The 67-year-old often set up his drum kit at parks across the Wasatch Front before the coronavirus. But since losing work as a result of COVID-19, he’s found even more time to play. Early Saturday, he staked out a spot near the pond at Liberty Park.
“It’s fun to entertain people and spend a few hours,” he said. “It’s good practice” — and it also provides an opportunity to lighten the spirits of people who may be struggling during the pandemic.
“I’ve had a lot of people approach me and thank me, just thank me over and over,” he said.
During the peak of the coronavirus pandemic, parks provided one of the last places people could go to get out of the house, aside from the grocery store, as restaurants, gyms, malls and other public gathering places shuttered their doors to defend from the virus.
Most of the state is now operating under the “yellow” guidance level, which allows gatherings of up to 50 people, club and youth sports to practice and play games and all businesses to open if they take reasonable precautions, such as social distancing and encouraging use of face masks when staying 6 feet apart is difficult.
Salt Lake City is one of several communities that currently remains under more strict guidelines at the moderate-risk or “orange” level of coronavirus risk — a list that also includes West Valley City, Grand County and Mexican Hat and Bluff in San Juan County.
Despite the increased sense of pre-pandemic normalcy, state health officials reported the highest daily increase in cases Saturday since the pandemic came to Utah with 203 new confirmed diagnoses of the virus.
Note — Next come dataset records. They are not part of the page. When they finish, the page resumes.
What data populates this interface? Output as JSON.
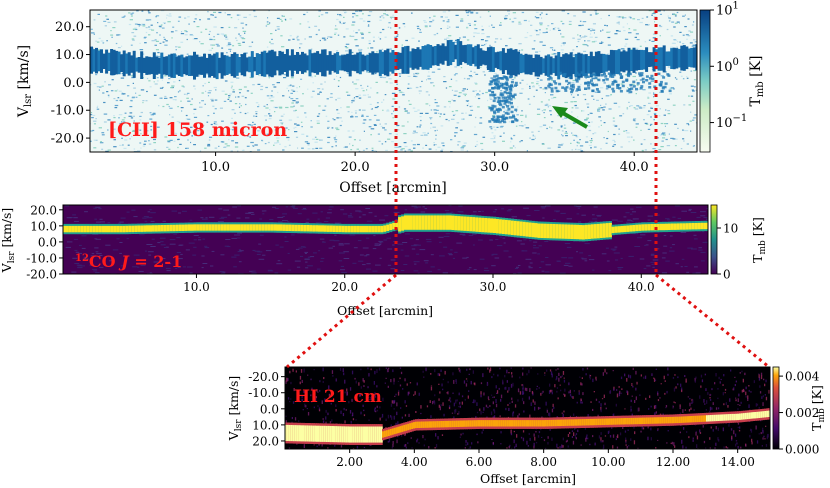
{
  "chart_data": [
    {
      "id": "cii",
      "type": "heatmap",
      "title": "[CII] 158 micron",
      "xlabel": "Offset [arcmin]",
      "ylabel": "V_lsr [km/s]",
      "xlim": [
        1.0,
        44.5
      ],
      "ylim": [
        -25.0,
        26.0
      ],
      "x_ticks": [
        10.0,
        20.0,
        30.0,
        40.0
      ],
      "x_tick_labels": [
        "10.0",
        "20.0",
        "30.0",
        "40.0"
      ],
      "y_ticks": [
        20.0,
        10.0,
        0.0,
        -10.0,
        -20.0
      ],
      "y_tick_labels": [
        "20.0",
        "10.0",
        "0.0",
        "-10.0",
        "-20.0"
      ],
      "colorbar": {
        "scale": "log",
        "cmap": "GnBu",
        "range": [
          0.03,
          10
        ],
        "ticks": [
          10,
          1,
          0.1
        ],
        "tick_labels": [
          "10^1",
          "10^0",
          "10^-1"
        ],
        "label": "T_mb [K]"
      },
      "emission_ridge": {
        "offset": [
          1,
          5,
          10,
          15,
          20,
          22,
          25,
          27,
          30,
          33,
          36,
          40,
          44.5
        ],
        "velocity": [
          8,
          6,
          6,
          7,
          7,
          7,
          9,
          11,
          8,
          6,
          6,
          8,
          9
        ]
      },
      "secondary_features": [
        {
          "offset_range": [
            29.5,
            31.5
          ],
          "velocity_range": [
            -14,
            3
          ]
        },
        {
          "offset_range": [
            33.5,
            42.5
          ],
          "velocity_range": [
            -3,
            4
          ]
        }
      ],
      "annotation": {
        "type": "arrow",
        "color": "#1a8a1a",
        "from": [
          37.5,
          -16.5
        ],
        "to": [
          34.3,
          -10.5
        ]
      }
    },
    {
      "id": "co",
      "type": "heatmap",
      "title": "12CO J = 2-1",
      "xlabel": "Offset [arcmin]",
      "ylabel": "V_lsr [km/s]",
      "xlim": [
        1.0,
        44.5
      ],
      "ylim": [
        -20.0,
        23.0
      ],
      "x_ticks": [
        10.0,
        20.0,
        30.0,
        40.0
      ],
      "x_tick_labels": [
        "10.0",
        "20.0",
        "30.0",
        "40.0"
      ],
      "y_ticks": [
        20.0,
        10.0,
        0.0,
        -10.0,
        -20.0
      ],
      "y_tick_labels": [
        "20.0",
        "10.0",
        "0.0",
        "-10.0",
        "-20.0"
      ],
      "colorbar": {
        "scale": "linear",
        "cmap": "viridis",
        "range": [
          0,
          15
        ],
        "ticks": [
          0,
          10
        ],
        "tick_labels": [
          "0",
          "10"
        ],
        "label": "T_mb [K]"
      },
      "emission_ridge": {
        "offset": [
          1,
          5,
          10,
          15,
          20,
          22.5,
          24,
          27,
          30,
          33,
          36,
          40,
          44.5
        ],
        "velocity": [
          8,
          8,
          9,
          9,
          8,
          8,
          12,
          12,
          10,
          7,
          6,
          9,
          10
        ]
      }
    },
    {
      "id": "hi",
      "type": "heatmap",
      "title": "HI 21 cm",
      "xlabel": "Offset [arcmin]",
      "ylabel": "V_lsr [km/s]",
      "xlim": [
        0.0,
        15.0
      ],
      "ylim": [
        25.0,
        -26.0
      ],
      "x_ticks": [
        2.0,
        4.0,
        6.0,
        8.0,
        10.0,
        12.0,
        14.0
      ],
      "x_tick_labels": [
        "2.00",
        "4.00",
        "6.00",
        "8.00",
        "10.00",
        "12.00",
        "14.00"
      ],
      "y_ticks": [
        -20.0,
        -10.0,
        0.0,
        10.0,
        20.0
      ],
      "y_tick_labels": [
        "-20.0",
        "-10.0",
        "0.0",
        "10.0",
        "20.0"
      ],
      "colorbar": {
        "scale": "linear",
        "cmap": "inferno",
        "range": [
          0,
          0.0045
        ],
        "ticks": [
          0.004,
          0.002,
          0.0
        ],
        "tick_labels": [
          "0.004",
          "0.002",
          "0.000"
        ],
        "label": "T_mb [K]"
      },
      "emission_ridge": {
        "offset": [
          0,
          2,
          3,
          4,
          6,
          8,
          10,
          12,
          14,
          15
        ],
        "velocity": [
          15,
          16,
          16,
          10,
          9,
          9,
          8,
          7,
          5,
          3
        ]
      }
    }
  ]
}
That brings the total number of cases to 8,260 — a rise of 2.5% since Friday.
More than half of the state’s 8,200 coronavirus cases, or 4,898 of them, are considered “recovered," meaning the person who contracted the illness has survived for three weeks following a diagnosis for COVID-19.
Also on Saturday, the state reported that four more Utahns had died from the coronavirus, bringing the state’s death toll from the pandemic to 97.
Three of the deaths announced Saturday were women and Salt Lake County residents. One of them was older than 85 and a resident at a long-term care facility. The other two were between the ages of 65 and 84 and one of them was also resident of a long-term care facility, according to details provided by the state health department.
The fourth death was a Utah County man between the ages of 65-84 years old.
Because the risk of the coronavirus remains, Salt Lake City leaders continue to encourage visitors at public parks to maintain 6 feet of distance or more between people outside of their households.
Most restrooms and drinking fountains remain closed, as are skate parks, playground equipment and fitness equipment areas. All facility rentals, including pavilion and wedding reservations, have been canceled. Organized activities like the Warrior Strength’s fitness classes are allowed only as long as participants are able to remain at least 10 feet away from one another.
Still, Saturday afternoons at the park will go on much as they always have. And for Salt Lake City Parks and Public Lands Director Kristin Riker, the increased visitation is a reflection of the value those spaces hold.
“We kind of forget how important parks are to our community and to having mental health and physical health and how important it is for all of us to be able to go outside and be in a green space where there are other people,” she said in an interview early last month.
“It’s been really fun to see” how many people are enjoying them, Riker said.